How to limit the number of lines read from corpus

18 views

Skip to first unread message

thistlillo

unread,

Sep 29, 2021, 9:37:16 AM9/29/21

to Gensim

Problem: I am not able to limit the maximum number of lines read from a text corpus and used to train a word2vec model.

Please consider the following code. filepath points to a text file in the local filesystem.

class MyCorpus:

def __init__(self, filepath, max_counter=None):

self.filepath = filepath

self.counter = 0

self.max_counter = max_counter

def __iter__(self):

for line in open(self.filepath):

self.counter += 1

print(f"returning line {self.counter}, max is {self.max_counter}")

if (self.max_counter is not None) and (self.counter == self.max_counter):

print("returning")

return # exit loop

yield line

sentences = MyCorpus(txt_file_path, max_counter=2)

model = gensim.models.Word2Vec(sentences)

The output I get is:

returning line 1, max is 2

returning line 2, max is 2

returning

returning line 3, max is 2

returning line 4, max is 2

returning line 5, max is 2

...

I tried also:

1) break in place of return

2) raise StopIteration in place of return

3) return False

4) return None

without success:

1) 3) 4) did not change anything

2) raising an exception caused an exception, meaning that it was not caught and managed.

How can I limit the number of lines (read from the file) in the code above (without using any built-in functions or parameter: I might use gensim.models.word2vec.LineSentence(source, max_sentence ..., but I would rather not)?
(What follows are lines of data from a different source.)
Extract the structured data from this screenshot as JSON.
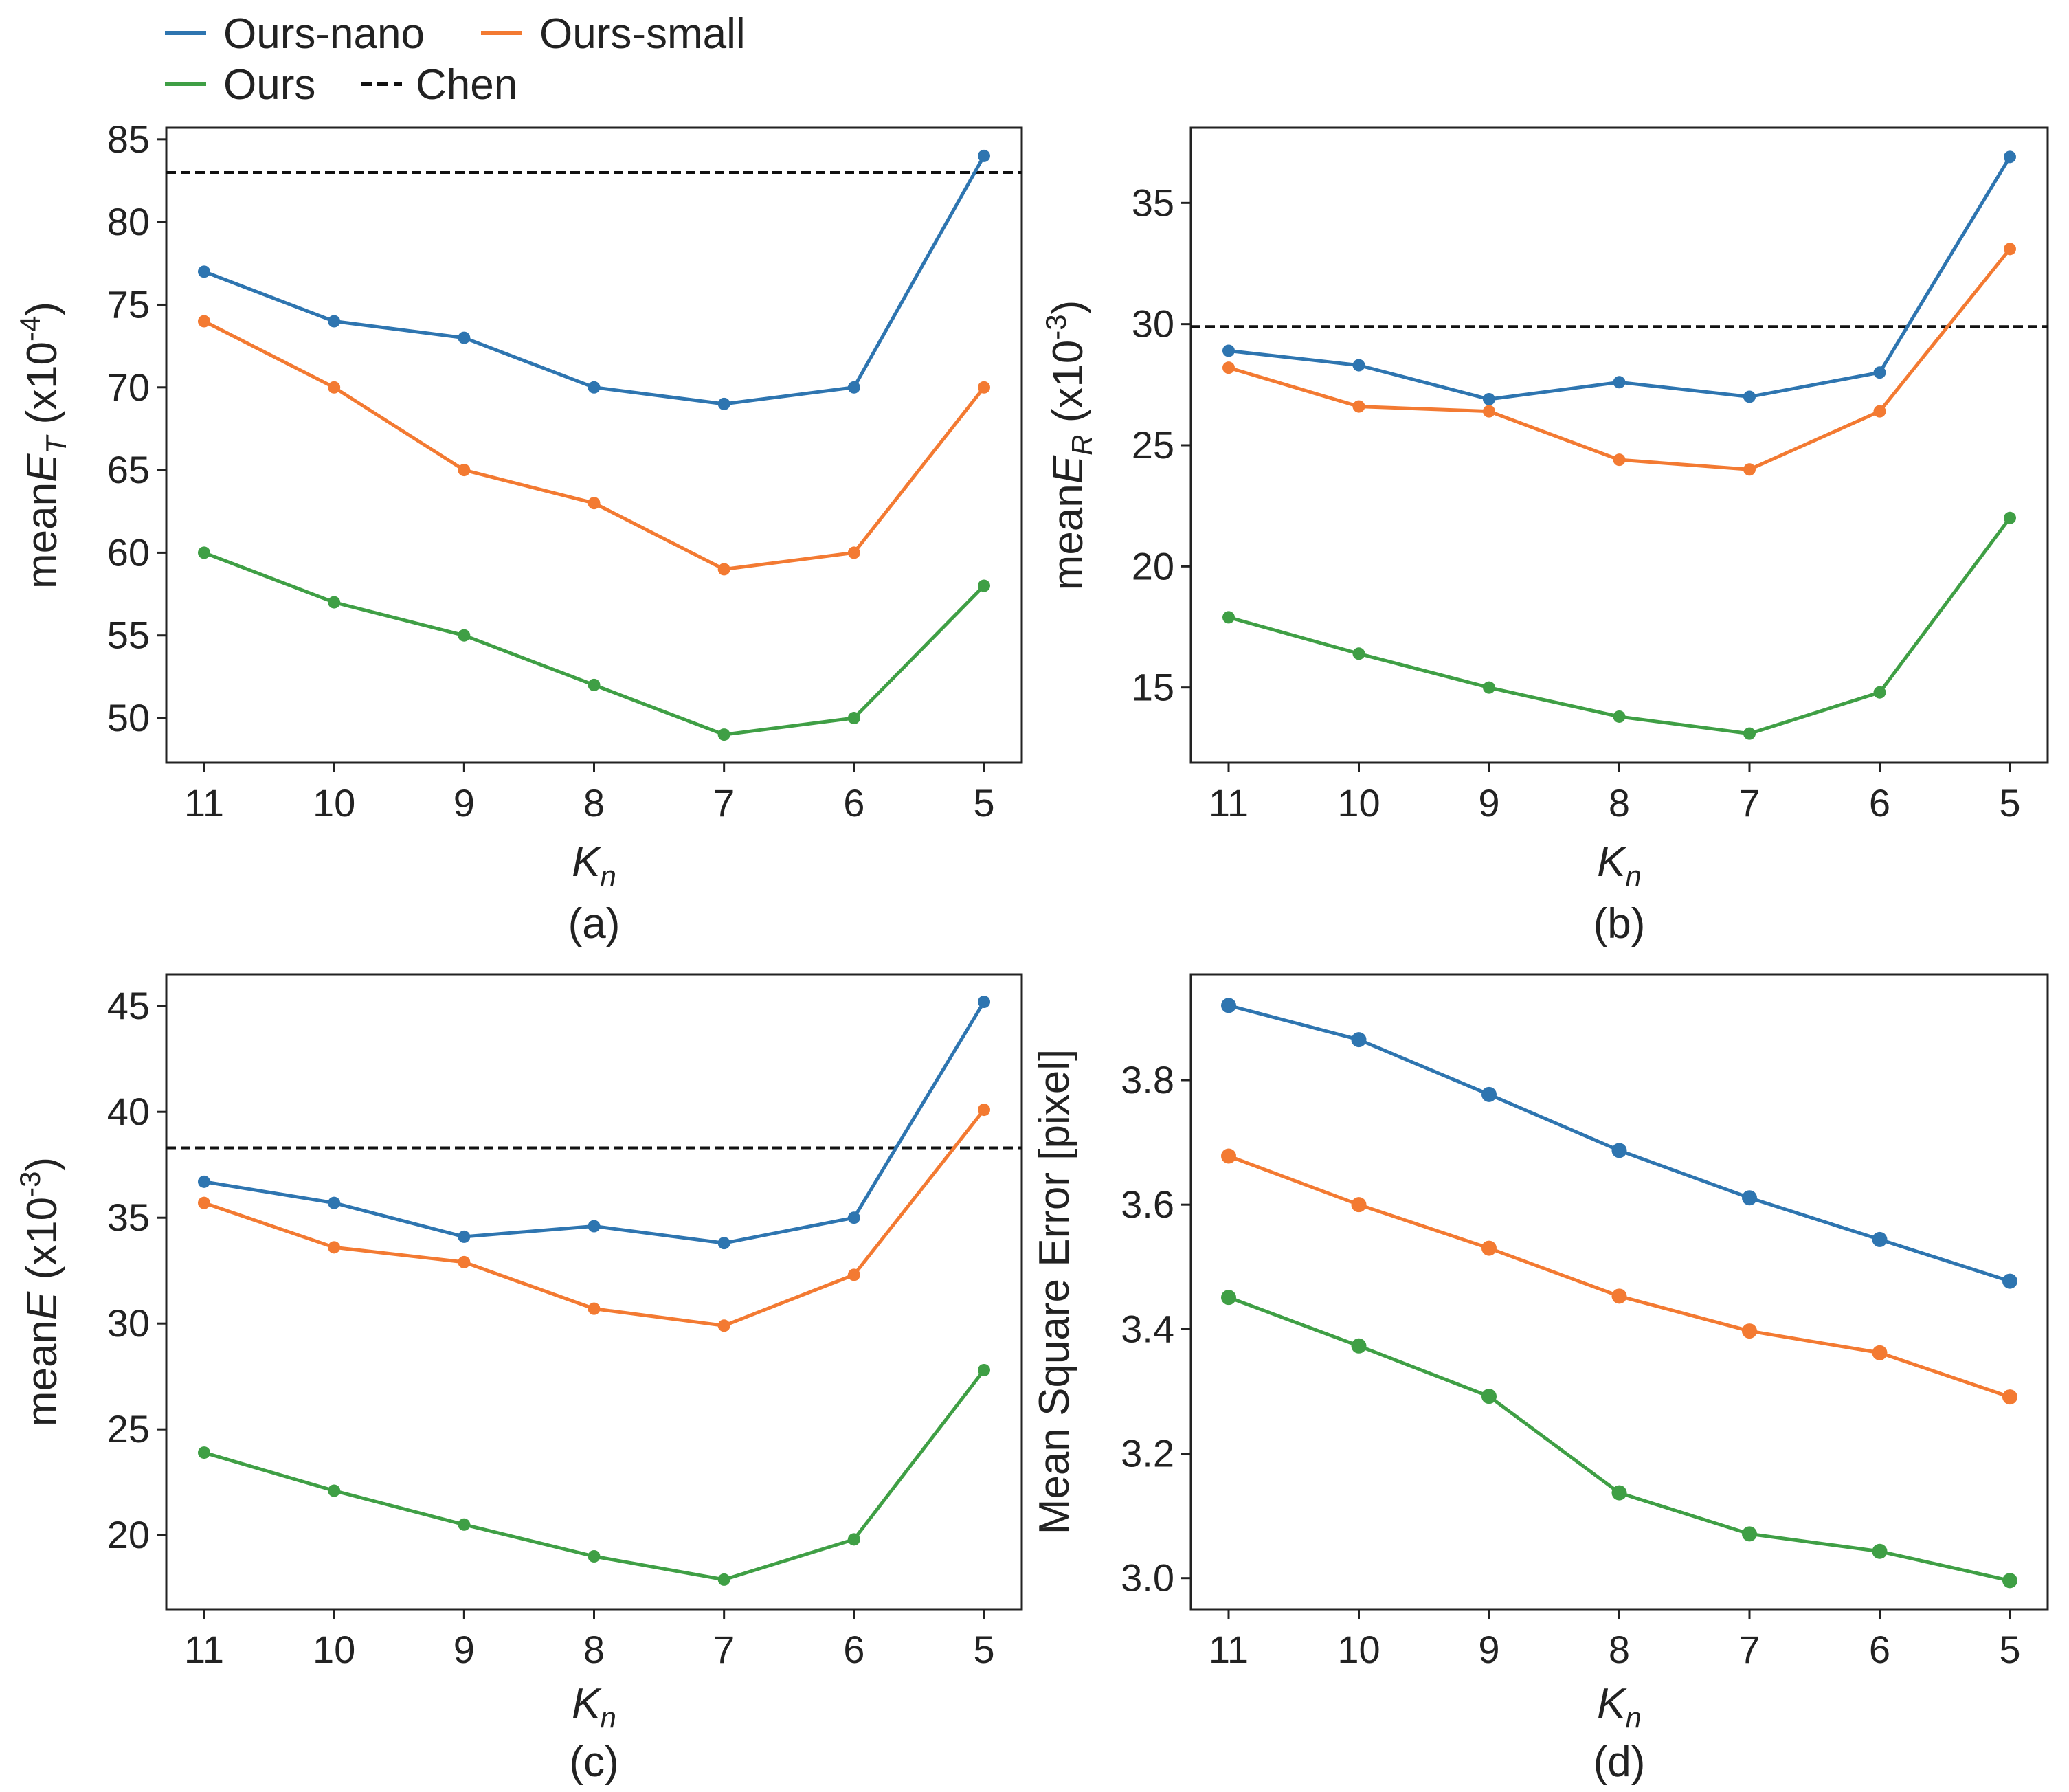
{
  "legend": {
    "items": [
      {
        "label": "Ours-nano",
        "color": "#2e75b0",
        "style": "solid"
      },
      {
        "label": "Ours-small",
        "color": "#f37a32",
        "style": "solid"
      },
      {
        "label": "Ours",
        "color": "#3f9f45",
        "style": "solid"
      },
      {
        "label": "Chen",
        "color": "#111111",
        "style": "dashed"
      }
    ]
  },
  "chart_data": [
    {
      "type": "line",
      "caption": "(a)",
      "ylabel": {
        "prefix": "mean",
        "var": "E",
        "sub": "T",
        "unit_pre": " (x10",
        "exp": "-4",
        "unit_post": ")"
      },
      "xlabel": {
        "var": "K",
        "sub": "n"
      },
      "x": [
        11,
        10,
        9,
        8,
        7,
        6,
        5
      ],
      "xticks": [
        "11",
        "10",
        "9",
        "8",
        "7",
        "6",
        "5"
      ],
      "ylim": [
        47.3,
        85.7
      ],
      "yticks": [
        50,
        55,
        60,
        65,
        70,
        75,
        80,
        85
      ],
      "yticklabels": [
        "50",
        "55",
        "60",
        "65",
        "70",
        "75",
        "80",
        "85"
      ],
      "baseline": {
        "name": "Chen",
        "value": 83
      },
      "series": [
        {
          "name": "Ours-nano",
          "values": [
            77,
            74,
            73,
            70,
            69,
            70,
            84
          ]
        },
        {
          "name": "Ours-small",
          "values": [
            74,
            70,
            65,
            63,
            59,
            60,
            70
          ]
        },
        {
          "name": "Ours",
          "values": [
            60,
            57,
            55,
            52,
            49,
            50,
            58
          ]
        }
      ]
    },
    {
      "type": "line",
      "caption": "(b)",
      "ylabel": {
        "prefix": "mean",
        "var": "E",
        "sub": "R",
        "unit_pre": " (x10",
        "exp": "-3",
        "unit_post": ")"
      },
      "xlabel": {
        "var": "K",
        "sub": "n"
      },
      "x": [
        11,
        10,
        9,
        8,
        7,
        6,
        5
      ],
      "xticks": [
        "11",
        "10",
        "9",
        "8",
        "7",
        "6",
        "5"
      ],
      "ylim": [
        11.9,
        38.1
      ],
      "yticks": [
        15,
        20,
        25,
        30,
        35
      ],
      "yticklabels": [
        "15",
        "20",
        "25",
        "30",
        "35"
      ],
      "baseline": {
        "name": "Chen",
        "value": 29.9
      },
      "series": [
        {
          "name": "Ours-nano",
          "values": [
            28.9,
            28.3,
            26.9,
            27.6,
            27.0,
            28.0,
            36.9
          ]
        },
        {
          "name": "Ours-small",
          "values": [
            28.2,
            26.6,
            26.4,
            24.4,
            24.0,
            26.4,
            33.1
          ]
        },
        {
          "name": "Ours",
          "values": [
            17.9,
            16.4,
            15.0,
            13.8,
            13.1,
            14.8,
            22.0
          ]
        }
      ]
    },
    {
      "type": "line",
      "caption": "(c)",
      "ylabel": {
        "prefix": "mean",
        "var": "E",
        "sub": "",
        "unit_pre": " (x10",
        "exp": "-3",
        "unit_post": ")"
      },
      "xlabel": {
        "var": "K",
        "sub": "n"
      },
      "x": [
        11,
        10,
        9,
        8,
        7,
        6,
        5
      ],
      "xticks": [
        "11",
        "10",
        "9",
        "8",
        "7",
        "6",
        "5"
      ],
      "ylim": [
        16.5,
        46.5
      ],
      "yticks": [
        20,
        25,
        30,
        35,
        40,
        45
      ],
      "yticklabels": [
        "20",
        "25",
        "30",
        "35",
        "40",
        "45"
      ],
      "baseline": {
        "name": "Chen",
        "value": 38.3
      },
      "series": [
        {
          "name": "Ours-nano",
          "values": [
            36.7,
            35.7,
            34.1,
            34.6,
            33.8,
            35.0,
            45.2
          ]
        },
        {
          "name": "Ours-small",
          "values": [
            35.7,
            33.6,
            32.9,
            30.7,
            29.9,
            32.3,
            40.1
          ]
        },
        {
          "name": "Ours",
          "values": [
            23.9,
            22.1,
            20.5,
            19.0,
            17.9,
            19.8,
            27.8
          ]
        }
      ]
    },
    {
      "type": "line",
      "caption": "(d)",
      "ylabel": {
        "text": "Mean Square Error [pixel]"
      },
      "xlabel": {
        "var": "K",
        "sub": "n"
      },
      "x": [
        11,
        10,
        9,
        8,
        7,
        6,
        5
      ],
      "xticks": [
        "11",
        "10",
        "9",
        "8",
        "7",
        "6",
        "5"
      ],
      "ylim": [
        2.95,
        3.97
      ],
      "yticks": [
        3.0,
        3.2,
        3.4,
        3.6,
        3.8
      ],
      "yticklabels": [
        "3.0",
        "3.2",
        "3.4",
        "3.6",
        "3.8"
      ],
      "baseline": null,
      "series": [
        {
          "name": "Ours-nano",
          "values": [
            3.92,
            3.865,
            3.777,
            3.687,
            3.611,
            3.544,
            3.477
          ]
        },
        {
          "name": "Ours-small",
          "values": [
            3.678,
            3.6,
            3.53,
            3.453,
            3.397,
            3.362,
            3.291
          ]
        },
        {
          "name": "Ours",
          "values": [
            3.451,
            3.373,
            3.292,
            3.137,
            3.071,
            3.043,
            2.996
          ]
        }
      ]
    }
  ]
}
What value does gensim.models.Word2Vec expect for terminating?

Is there anyone who can help me?

Gordon Mohr

unread,

Sep 30, 2021, 9:11:13 PM9/30/21

to Gensim

Gensim's `LineSentence`, with its optional `limit` parameter, will suffice for this. For example:

sentences = LineSentence(txt_file_path, limit=2)

It will additionally `.split()` the line strings on whitespace, so that `Word2Vec` gets the *individual word-tokens* it expects. If you simply `yield the full `line` instead, you're passing single strings into `Word2Vec`. That's *not* what it expects, and it will see those as *lists-of-single-character-strings*.

Why don't you want to use that?

I think your code has managed to create an *iterator* (with somewhat odd behavior after the 1st iteration hits a `return`) but not a true *iterable* (which restarts every time a caller begins a new iteration). But resolving general Python iterator/iterable design issues would be better raised on a generic Python forum, or StackOverflow - since in Gensim, `LineSentence` ashould already meet the typical user need.